Robert, seriously your carping is becoming quite tedious. Plenty of us have asked you to engage with us in a sustained argument but you persist with these hit-and-run shots.
Neither Paul nor I think national debt is prima facie a bad thing. If we attack the debt into which Thatcher catapulted the country, it was because of what the money was being spent on. Which is no different from the Right attacking Brown’s debt, except that plenty of newspaper columnists and commentators attack debt of itself as a bad thing. Until it’s a right-wing government doing it.
Both Paul and I have attacked the government for its pisspoor performance including as regards not reining in the bankers.
That doesn’t mean the genesis of such an approach doesn’t stem from the Thatcher years, which is Paul’s point – and as you yourself point to when you use phrases like “New Labour Thatcherite”.
Your negativity would be more interesting if you had any proposals other than just bitching about everything.
Robert @1: You needn’t take my word on what’s caused government debt. Here’s Lex in the FT (http://www.ft.com/cms/s/3/50c1b526-e637-11de-bcbe-00144feab49a,s01=1.html?catid=69&SID=google)

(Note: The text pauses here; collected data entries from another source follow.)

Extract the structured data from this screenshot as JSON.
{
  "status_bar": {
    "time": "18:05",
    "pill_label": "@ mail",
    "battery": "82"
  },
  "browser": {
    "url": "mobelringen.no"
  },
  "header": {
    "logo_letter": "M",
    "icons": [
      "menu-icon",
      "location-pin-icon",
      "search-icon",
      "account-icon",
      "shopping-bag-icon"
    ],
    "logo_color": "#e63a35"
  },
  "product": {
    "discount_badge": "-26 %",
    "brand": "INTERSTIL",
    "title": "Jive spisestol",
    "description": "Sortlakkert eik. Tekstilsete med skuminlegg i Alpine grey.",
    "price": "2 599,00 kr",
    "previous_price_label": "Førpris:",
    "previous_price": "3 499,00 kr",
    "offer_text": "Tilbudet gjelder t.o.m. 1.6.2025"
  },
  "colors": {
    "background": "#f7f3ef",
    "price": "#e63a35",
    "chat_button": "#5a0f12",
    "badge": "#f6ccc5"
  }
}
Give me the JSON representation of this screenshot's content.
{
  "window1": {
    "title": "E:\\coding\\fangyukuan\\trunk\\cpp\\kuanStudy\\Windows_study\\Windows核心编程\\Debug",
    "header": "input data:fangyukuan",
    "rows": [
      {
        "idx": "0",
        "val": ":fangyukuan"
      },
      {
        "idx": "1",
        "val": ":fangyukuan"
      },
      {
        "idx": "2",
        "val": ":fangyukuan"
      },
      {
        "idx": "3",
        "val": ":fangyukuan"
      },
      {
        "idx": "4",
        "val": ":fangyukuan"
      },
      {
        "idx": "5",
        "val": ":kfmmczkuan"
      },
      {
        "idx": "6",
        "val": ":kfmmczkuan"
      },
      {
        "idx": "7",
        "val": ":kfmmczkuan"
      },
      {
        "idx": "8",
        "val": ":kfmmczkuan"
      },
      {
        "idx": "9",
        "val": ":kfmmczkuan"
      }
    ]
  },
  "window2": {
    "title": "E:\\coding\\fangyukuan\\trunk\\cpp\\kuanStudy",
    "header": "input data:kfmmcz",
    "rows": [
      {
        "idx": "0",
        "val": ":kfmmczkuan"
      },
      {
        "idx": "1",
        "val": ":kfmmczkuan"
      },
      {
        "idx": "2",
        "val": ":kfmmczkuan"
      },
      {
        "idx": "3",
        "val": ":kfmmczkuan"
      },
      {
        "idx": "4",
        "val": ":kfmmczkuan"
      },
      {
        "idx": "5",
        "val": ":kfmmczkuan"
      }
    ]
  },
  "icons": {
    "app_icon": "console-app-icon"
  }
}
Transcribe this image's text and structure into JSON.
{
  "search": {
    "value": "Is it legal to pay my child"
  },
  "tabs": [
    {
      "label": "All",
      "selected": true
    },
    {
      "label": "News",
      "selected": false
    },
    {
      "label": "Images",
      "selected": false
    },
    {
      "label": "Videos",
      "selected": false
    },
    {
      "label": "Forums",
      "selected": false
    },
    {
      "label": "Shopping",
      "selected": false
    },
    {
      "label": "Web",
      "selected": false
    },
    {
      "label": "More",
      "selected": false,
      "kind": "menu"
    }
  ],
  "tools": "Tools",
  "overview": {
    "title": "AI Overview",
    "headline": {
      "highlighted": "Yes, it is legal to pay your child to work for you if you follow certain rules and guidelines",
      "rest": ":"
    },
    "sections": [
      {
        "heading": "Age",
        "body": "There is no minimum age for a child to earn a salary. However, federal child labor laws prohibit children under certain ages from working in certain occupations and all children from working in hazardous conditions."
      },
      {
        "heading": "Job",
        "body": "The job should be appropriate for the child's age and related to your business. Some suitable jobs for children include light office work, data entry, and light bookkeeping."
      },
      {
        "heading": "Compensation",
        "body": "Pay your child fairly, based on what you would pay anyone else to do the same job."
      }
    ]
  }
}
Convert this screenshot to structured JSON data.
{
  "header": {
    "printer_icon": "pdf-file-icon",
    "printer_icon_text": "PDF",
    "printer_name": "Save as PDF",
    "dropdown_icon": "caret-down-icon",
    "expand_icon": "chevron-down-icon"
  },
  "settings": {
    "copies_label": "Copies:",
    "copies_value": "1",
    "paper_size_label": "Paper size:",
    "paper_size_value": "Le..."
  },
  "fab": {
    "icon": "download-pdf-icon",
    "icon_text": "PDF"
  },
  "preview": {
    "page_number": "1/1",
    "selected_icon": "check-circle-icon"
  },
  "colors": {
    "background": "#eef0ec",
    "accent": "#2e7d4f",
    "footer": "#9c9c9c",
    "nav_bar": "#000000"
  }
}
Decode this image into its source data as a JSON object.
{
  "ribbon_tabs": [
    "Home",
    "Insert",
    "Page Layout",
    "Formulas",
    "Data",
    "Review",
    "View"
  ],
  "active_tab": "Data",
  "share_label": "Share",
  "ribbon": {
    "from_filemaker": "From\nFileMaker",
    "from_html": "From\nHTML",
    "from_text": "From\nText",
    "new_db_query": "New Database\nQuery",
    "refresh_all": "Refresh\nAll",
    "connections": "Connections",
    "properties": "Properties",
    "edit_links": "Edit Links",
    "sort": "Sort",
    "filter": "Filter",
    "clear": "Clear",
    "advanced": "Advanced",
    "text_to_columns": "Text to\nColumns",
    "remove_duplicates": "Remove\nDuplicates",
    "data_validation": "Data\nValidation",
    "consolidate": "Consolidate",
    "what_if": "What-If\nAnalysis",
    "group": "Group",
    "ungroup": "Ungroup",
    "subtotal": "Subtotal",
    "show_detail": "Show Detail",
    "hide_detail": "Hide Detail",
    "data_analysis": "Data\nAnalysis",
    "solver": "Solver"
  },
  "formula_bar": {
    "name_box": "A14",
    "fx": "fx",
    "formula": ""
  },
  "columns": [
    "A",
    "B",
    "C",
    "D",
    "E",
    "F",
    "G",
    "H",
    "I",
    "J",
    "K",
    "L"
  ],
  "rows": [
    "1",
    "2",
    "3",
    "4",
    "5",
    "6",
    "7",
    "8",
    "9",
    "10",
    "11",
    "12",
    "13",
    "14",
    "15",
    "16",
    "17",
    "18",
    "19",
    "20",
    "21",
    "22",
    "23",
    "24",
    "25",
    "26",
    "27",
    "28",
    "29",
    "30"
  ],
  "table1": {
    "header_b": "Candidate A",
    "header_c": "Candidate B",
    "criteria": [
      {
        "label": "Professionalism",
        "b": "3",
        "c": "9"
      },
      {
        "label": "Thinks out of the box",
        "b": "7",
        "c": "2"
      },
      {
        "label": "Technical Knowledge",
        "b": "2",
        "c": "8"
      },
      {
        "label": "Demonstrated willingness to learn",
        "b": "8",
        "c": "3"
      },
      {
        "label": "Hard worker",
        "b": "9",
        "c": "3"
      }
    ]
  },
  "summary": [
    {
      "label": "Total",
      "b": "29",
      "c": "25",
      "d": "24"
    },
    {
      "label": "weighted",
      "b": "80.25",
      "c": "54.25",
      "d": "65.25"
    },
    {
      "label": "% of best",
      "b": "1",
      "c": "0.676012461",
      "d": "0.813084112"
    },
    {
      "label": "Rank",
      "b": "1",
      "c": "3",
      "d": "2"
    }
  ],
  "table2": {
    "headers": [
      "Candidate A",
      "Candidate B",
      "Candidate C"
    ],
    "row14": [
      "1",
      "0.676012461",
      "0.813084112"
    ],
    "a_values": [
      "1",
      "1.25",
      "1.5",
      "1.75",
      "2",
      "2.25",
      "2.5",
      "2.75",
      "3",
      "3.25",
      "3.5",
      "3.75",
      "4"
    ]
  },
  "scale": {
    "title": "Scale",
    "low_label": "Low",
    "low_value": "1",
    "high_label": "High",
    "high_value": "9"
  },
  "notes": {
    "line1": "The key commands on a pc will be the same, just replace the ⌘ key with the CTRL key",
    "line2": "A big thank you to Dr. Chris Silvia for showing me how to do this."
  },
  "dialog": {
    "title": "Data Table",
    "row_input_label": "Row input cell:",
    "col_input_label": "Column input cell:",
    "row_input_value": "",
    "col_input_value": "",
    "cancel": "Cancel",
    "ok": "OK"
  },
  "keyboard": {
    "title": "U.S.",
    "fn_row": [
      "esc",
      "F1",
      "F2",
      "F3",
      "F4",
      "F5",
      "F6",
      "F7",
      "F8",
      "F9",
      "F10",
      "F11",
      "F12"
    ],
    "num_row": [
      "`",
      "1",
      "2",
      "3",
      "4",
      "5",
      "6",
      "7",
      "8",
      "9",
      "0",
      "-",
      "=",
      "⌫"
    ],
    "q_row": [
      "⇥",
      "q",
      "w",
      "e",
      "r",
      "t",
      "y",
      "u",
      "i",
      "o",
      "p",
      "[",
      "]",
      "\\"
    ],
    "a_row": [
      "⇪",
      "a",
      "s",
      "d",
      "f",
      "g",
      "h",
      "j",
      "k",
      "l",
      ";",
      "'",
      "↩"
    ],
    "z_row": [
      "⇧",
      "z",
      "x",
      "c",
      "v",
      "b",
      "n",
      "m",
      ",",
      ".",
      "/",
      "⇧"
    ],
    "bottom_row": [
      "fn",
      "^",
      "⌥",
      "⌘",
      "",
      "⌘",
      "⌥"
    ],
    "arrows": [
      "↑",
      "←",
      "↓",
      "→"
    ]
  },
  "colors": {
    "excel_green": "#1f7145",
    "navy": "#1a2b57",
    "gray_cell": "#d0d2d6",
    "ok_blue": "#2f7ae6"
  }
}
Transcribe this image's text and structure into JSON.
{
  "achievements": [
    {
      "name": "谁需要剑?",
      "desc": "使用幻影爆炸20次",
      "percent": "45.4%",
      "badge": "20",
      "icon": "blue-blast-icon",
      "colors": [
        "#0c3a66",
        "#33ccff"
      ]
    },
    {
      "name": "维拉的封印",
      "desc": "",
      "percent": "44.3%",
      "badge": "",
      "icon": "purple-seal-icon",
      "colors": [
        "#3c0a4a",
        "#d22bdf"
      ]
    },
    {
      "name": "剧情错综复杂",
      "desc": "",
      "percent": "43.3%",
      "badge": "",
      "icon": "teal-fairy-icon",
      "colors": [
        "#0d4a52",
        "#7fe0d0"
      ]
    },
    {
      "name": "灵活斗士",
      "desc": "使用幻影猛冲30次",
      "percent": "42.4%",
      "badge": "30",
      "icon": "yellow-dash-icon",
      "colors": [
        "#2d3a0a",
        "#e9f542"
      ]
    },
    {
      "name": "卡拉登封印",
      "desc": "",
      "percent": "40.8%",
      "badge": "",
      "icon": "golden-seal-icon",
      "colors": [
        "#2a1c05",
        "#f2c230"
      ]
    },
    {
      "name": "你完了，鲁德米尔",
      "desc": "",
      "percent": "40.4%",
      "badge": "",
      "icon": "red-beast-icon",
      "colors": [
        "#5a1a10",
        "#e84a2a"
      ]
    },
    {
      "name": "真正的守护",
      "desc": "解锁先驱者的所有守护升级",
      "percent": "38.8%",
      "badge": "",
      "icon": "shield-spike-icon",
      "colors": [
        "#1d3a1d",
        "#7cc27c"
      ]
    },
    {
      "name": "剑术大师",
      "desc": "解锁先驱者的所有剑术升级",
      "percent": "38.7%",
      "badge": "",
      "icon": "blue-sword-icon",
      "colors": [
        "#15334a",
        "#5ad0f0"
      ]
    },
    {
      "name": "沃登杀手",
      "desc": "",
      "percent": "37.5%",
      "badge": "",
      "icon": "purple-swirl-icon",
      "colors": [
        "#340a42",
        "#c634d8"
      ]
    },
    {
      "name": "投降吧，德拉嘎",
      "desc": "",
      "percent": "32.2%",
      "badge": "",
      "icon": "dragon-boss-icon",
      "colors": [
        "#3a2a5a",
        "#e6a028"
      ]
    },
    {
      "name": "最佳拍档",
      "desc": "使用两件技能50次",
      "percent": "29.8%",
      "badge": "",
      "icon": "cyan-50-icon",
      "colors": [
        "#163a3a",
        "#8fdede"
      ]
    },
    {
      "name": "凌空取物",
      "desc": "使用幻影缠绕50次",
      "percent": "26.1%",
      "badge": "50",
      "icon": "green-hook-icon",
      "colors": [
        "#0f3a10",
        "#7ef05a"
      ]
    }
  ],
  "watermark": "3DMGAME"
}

‘The financial crisis has forced governments to take on many of the liabilities that the private sector could no longer shoulder. Worst hit have been structurally uncompetitive economies, such as Greece and Italy. Next in line have been countries like Spain, Ireland, the UK and, arguably, the US. During the boom, they enjoyed abundant tax revenues from the property and financial services sectors. Now these revenues have collapsed, their budget deficits have exploded.’
Get that? It’s modern financial capitalism that made your life shittier – not an inconistent theme on this blog.